Les ours commencent leur hivernation dans les Pyrénées : quatre choses à savoir sur ce phénomène extraordinaire et mystérieux

D'ici peu, les ours vont entrer dans une période qu'on appelle l'hivernation. Pour pallier le manque de nourriture pendant cette période, ils vont mettre leurs métabolismes sur pause avant de ressortir, le printemps suivant.

Dans quelques jours, les ours iront rejoindre leurs tanières pour sommeiller pendant plusieurs mois. Un phénomène qui s'inscrit dans le cycle du métabolisme des plantigrades. Il correspond bien souvent à la saison hivernale, durant laquelle la nourriture se fait plus rare pour ces animaux.

On vous explique quatre faits que vous ne connaissez peut-être pas sur cette période particulière pour les ours. Dans les Pyrénées françaises et espagnoles, ce sont environ 70 ours qui vont être concernés par cette pause hivernale.

Une période d'hyperphagie

Avant d'entrer dans cette période de "pause hivernale", durant laquelle ils ne vont pas ou presque pas s'alimenter, les ours cherchent de la nourriture en quantité. À la fin de l'été et au cours de l'automne, ils entrent dans un "état d'hyperphagie".

Patrick Leyrissoux, coordinateur ours de l'association Ferus détaille : " Ils vont manger beaucoup de fruits secs, des glands, des châtaignes, sur le moment et leur organisme va fabriquer de la graisse. Cela permet de leur constituer des stocks pour les mois à venir et de tenir jusqu'au printemps".

Comme l'explique la fondation Oso Pardo, en Espagne, les ours raffolent tout particulièrement des faines, le fruit du hêtre.

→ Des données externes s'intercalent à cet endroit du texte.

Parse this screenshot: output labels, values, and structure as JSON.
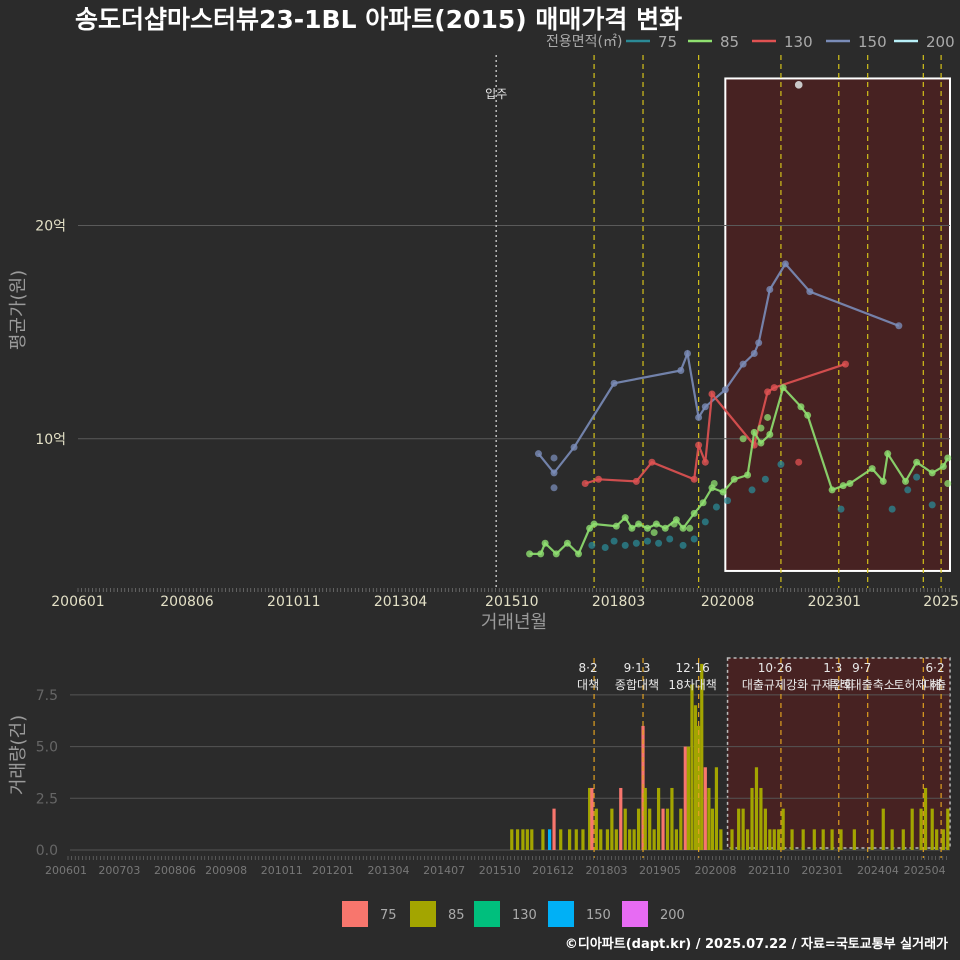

Ces fruits secs et oléagineux leur donnent des protéines. Le post Facebook mentionne que cette hyperphagie se caractérise visuellement par " un aspect rebondi" des ours.

Hivernation et hibernation

S'ensuit pour les ours, la période d'hivernation, à ne pas confondre avec l'hibernation. Contrairement aux marmottes ou aux hérissons, les ours sont considérés comme des semi-hibernants, car ils n'entrent pas vraiment dans "un état léthargique" tout au long de l'hiver. Tout est une question "d'intensité", explique Patrick Leyrissoux.

Pendant 5 à 7 mois, environ de novembre à mars, les ours vont hiverner dans un endroit qu'ils auront trouvé au préalable : une grotte, une tanière, ou des cavités rocheuses pour compenser le manque de nourriture.

Un métabolisme mis sur pause

Au cours de cette période, l'ours va mettre en sommeil son corps. Patrick Leyrissoux liste les changements sur son métabolisme : "son rythme cardiaque va diminuer, sa température corporelle aussi, il ne va plus s'alimenter et il y a un bouchon fécal qui va se former : il ne va plus uriner non plus, ni faire ses besoins pendant tout ce temps".

L'animal va être dans une phase qui alterne sommeil et réveil, certains individus vont parfois même aller à l'extérieur quelques heures au cours d'une journée pour effectuer des petits déplacements. L'ours perd du poids pendant cette pause hivernale mais pas de masse musculaire, contrairement aux hommes ! Ce phénomène toujours inexpliqué intéresse largement les scientifiques qui l'étudient.

Cette découverte captive notamment les agences spatiales, car cela pourrait permettre aux cosmonautes de conserver leurs masses musculaires après un voyage dans l'espace.

L'arrivée des oursons

C'est aussi au cours de cette période d'hivernation que les oursons vont naître. " La femelle seule dans sa tanière va leur donner naissance et leur donner du lait", complète Patrick Leyrissoux. Le cycle biologique de la femelle se coordonne avec l'hivernation.

La fécondation se produit en général à la fin du printemps, mai-juin. Dans sa continuité, un phénomène se met en place : " la diapause", c’est-à-dire que le développement de l'embryon est mis sur pause. Au moment de la période d'hyperphagie et de la constitution des stocks de graisse, " le développement de l'embryon peut redémarrer uniquement si la femelle a fait assez de réserve, si ce n'est pas le cas ça va se stopper et il n'y aura pas de naissances", termine le coordinateur ours de Ferus.